Dr. Badia says long-term evidence from ongoing clinical studies and continuing advancements in prosthetic devices may prompt more physicians to undertake partial fusion or total joint replacement procedures in order to maintain or restore near-normal movement to a severely damaged wrist joint. But he quickly adds that, in most instances, arthroscopic surgery remains a much more effective – and commonly performed – procedure.
“Arthrodesis is a process in which small bones of the wrist are fused to the forearm in order to stabilize the joint and eliminate pain by preventing motion among the wrist’s worn bones. Although effective, it may not necessarily be the optimal solution for patients who want to return to a more active lifestyle,” Dr. Badia states.
Meanwhile, to protect hand and wrist joints, Dr. Badia offers this advice, especially for seniors struggling with joints already compromised by osteoporosis, inflammation of arthritis and tendonitis, or chronic pain due to years of wear and tear:
- First and foremost, if wrist pain persists or is disabling, the patient MUST seek care with a hand surgeon since primary care or emergency medicine physicians do not focus on joints, and wrist arthroscopy may be the only way to make an accurate diagnosis.
- Use wrist guards when engaging in particular sports.
- Keep active; talk to an orthopedic specialist about recommended exercises for forearm strengthening which will help protect the wrist and hand, such as using a gripper, and the Xtensor device, as well as doing wrist circles and “windshield-wiper” movements.

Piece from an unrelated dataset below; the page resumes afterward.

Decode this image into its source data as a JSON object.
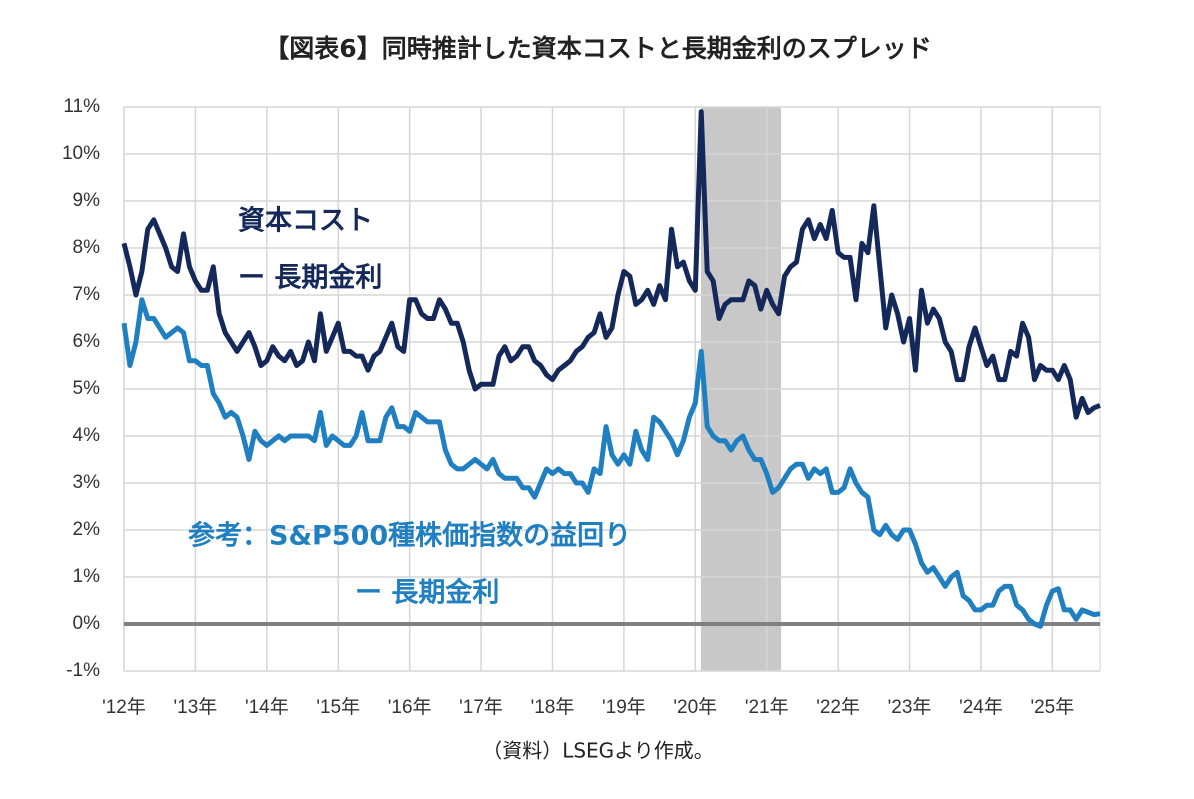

- Take breaks in-between tasks. Get off the computer keyboard every 15-20 minutes and stretch fingers, wrists and arms.
- Avoid putting too much stress on joints. Use a jar-lid opener, for example, rather than fingers and wrists to open a tightly closed lid. Whenever possible, push open heavy doors or move other large objects out of the way with the arm and shoulder rather than with hands and wrists.
- Maintain body weight and body mass index appropriate to height.